PRACTICAL ADVICE WHEN ON FOOT
• Whether in cities, towns, or villages be conscious of your surroundings at all times;
• Do not walk alone, especially in isolated areas, on beaches, or after dark;
• Do not carry cameras or large sums of cash or wear expensive-looking jewelry or watches;
• When a situation feels threatening, follow your instincts and leave the scene;
• In the unfortunate circumstance of encountering thieves demanding money and valuables, hand over what they ask for and avoid violent confrontation;
• If you are the victim of a crime, report it immediately to the police and/or park officials; contact SENE as we will provide any needed assistance.

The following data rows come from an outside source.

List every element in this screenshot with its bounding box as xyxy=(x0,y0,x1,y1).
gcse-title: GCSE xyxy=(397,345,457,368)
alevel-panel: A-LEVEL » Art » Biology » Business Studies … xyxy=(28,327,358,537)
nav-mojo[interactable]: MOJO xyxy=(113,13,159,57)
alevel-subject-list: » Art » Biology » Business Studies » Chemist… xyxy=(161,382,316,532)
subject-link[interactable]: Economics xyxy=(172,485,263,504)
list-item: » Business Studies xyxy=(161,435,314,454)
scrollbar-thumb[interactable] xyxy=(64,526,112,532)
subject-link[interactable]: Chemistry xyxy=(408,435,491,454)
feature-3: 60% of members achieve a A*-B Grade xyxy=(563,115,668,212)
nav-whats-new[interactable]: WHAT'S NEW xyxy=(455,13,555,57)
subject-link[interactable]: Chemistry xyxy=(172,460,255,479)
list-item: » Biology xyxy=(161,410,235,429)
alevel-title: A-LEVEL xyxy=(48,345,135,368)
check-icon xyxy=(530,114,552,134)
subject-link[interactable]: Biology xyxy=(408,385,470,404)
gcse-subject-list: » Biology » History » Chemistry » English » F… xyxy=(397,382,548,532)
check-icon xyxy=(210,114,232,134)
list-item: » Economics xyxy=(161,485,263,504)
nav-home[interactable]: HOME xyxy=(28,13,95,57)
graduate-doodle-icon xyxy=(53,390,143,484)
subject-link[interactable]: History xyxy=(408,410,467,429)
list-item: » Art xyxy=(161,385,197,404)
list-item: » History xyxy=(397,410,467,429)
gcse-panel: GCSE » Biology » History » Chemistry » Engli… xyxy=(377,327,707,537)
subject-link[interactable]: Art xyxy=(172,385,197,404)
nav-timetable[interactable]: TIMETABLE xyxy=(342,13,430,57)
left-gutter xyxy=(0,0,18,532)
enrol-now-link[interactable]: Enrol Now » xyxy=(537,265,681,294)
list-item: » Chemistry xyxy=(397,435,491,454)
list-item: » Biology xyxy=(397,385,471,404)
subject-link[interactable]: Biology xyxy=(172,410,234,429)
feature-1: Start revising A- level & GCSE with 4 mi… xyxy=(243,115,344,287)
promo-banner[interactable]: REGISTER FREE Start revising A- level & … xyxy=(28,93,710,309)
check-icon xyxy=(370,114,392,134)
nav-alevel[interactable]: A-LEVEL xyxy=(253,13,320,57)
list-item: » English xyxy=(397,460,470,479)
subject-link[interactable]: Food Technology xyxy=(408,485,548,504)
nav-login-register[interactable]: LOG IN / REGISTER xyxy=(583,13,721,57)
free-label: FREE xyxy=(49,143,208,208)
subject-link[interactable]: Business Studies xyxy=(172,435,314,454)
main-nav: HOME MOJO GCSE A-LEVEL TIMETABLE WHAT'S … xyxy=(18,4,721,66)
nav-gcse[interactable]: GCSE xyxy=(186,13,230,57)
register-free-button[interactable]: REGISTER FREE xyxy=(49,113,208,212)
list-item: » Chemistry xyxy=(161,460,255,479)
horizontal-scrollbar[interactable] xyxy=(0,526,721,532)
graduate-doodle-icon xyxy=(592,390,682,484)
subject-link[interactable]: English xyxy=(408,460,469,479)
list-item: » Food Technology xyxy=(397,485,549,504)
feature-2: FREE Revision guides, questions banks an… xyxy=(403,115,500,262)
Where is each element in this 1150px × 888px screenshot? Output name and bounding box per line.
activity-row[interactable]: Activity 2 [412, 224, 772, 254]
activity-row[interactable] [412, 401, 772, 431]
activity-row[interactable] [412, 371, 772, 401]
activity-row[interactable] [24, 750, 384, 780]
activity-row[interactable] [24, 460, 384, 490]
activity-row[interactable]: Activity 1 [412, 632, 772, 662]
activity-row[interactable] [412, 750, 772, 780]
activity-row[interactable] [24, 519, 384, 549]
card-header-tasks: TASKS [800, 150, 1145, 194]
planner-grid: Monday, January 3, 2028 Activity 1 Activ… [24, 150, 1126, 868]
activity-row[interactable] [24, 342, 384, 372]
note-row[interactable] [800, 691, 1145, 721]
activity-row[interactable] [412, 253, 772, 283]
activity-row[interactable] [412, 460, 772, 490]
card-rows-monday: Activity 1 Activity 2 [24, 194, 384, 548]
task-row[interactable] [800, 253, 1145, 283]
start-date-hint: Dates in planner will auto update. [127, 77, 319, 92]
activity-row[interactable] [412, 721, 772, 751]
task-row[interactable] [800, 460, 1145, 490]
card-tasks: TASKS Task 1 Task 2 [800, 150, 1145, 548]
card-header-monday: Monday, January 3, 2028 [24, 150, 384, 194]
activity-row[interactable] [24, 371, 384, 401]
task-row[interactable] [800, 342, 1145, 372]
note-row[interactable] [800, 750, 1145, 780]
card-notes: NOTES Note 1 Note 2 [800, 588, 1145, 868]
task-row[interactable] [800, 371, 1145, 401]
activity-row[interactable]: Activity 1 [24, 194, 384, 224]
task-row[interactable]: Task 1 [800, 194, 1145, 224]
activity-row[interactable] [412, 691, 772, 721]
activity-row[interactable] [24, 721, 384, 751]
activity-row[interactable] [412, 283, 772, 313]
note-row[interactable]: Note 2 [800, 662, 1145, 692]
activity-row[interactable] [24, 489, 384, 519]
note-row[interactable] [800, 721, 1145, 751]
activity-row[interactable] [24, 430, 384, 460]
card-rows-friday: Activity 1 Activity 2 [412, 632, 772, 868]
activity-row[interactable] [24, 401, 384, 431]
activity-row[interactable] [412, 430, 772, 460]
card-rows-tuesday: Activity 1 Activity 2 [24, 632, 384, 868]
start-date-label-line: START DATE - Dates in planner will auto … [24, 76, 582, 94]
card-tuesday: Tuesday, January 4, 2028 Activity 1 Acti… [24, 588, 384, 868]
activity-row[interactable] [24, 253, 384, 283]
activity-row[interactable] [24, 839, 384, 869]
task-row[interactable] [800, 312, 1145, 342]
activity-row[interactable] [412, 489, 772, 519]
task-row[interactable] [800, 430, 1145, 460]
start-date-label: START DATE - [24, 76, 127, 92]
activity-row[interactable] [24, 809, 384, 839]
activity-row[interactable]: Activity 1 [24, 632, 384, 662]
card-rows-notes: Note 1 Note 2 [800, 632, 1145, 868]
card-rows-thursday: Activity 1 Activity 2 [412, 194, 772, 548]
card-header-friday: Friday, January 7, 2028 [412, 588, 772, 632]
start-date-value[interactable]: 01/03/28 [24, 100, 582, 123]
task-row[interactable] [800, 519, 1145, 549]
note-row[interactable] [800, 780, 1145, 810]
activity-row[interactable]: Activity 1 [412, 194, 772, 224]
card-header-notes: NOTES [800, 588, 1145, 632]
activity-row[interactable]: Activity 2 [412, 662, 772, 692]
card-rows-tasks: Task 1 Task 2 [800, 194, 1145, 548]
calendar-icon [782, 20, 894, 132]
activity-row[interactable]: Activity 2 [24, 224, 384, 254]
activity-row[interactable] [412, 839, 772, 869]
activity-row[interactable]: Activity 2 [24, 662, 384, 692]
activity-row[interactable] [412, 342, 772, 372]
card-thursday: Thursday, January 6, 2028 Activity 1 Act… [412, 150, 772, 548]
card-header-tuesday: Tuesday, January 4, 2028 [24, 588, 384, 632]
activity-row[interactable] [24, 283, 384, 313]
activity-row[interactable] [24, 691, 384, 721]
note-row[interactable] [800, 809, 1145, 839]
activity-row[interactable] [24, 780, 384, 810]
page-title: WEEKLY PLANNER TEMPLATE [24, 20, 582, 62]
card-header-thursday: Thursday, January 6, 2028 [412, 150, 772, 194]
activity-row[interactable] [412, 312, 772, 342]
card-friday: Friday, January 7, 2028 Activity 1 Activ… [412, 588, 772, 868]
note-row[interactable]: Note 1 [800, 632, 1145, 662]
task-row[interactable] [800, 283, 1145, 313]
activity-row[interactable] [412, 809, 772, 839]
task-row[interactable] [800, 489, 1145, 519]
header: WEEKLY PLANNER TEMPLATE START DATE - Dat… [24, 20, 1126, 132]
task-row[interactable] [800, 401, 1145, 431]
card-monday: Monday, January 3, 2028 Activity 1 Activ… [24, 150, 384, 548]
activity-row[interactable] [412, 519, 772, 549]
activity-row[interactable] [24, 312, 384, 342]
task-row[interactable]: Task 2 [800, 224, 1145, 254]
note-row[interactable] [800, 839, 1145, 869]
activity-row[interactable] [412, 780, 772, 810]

PRACTICAL ADVICE IN OVERNIGHT ACCOMMODATIONS
• Use the hotel safe to store large amounts of cash and valuables;
• Never leave cash or valuables in your hotel room;
• Lock your door when you are not in your room;
• Lock your door when you are in your room;
• Know the procedure for contacting hotel staff in emergency.
SENE SECURITY MEASURES.
Through monitoring of public news reports and the alerts provided by the Tanzania National Park Authority and the Tanzania Tourist Board, SENE is aware of isolated incidents against tourists when and where they do occur. Using such information, SENE regularly assesses the security situation and revises itineraries if we determine that the existing program would put our guests at risk.
SENE mountain guides and safari drivers all carry radios or phones so they can be in contact with our main office in Moshi. When on safari our drivers travel only the main roads from Moshi to Arusha and the main roads into the safari parks. We travel only during daylight hours, except for the heavily trafficked road between Kilimanjaro International Airport and Moshi and Arusha Towns in the case of guests arriving on flights after sunset. We set up our overnight camps on Kilimanjaro and on safari only in official camp sites established by the Tanzania National Park Authority or at private, secure tourist camps.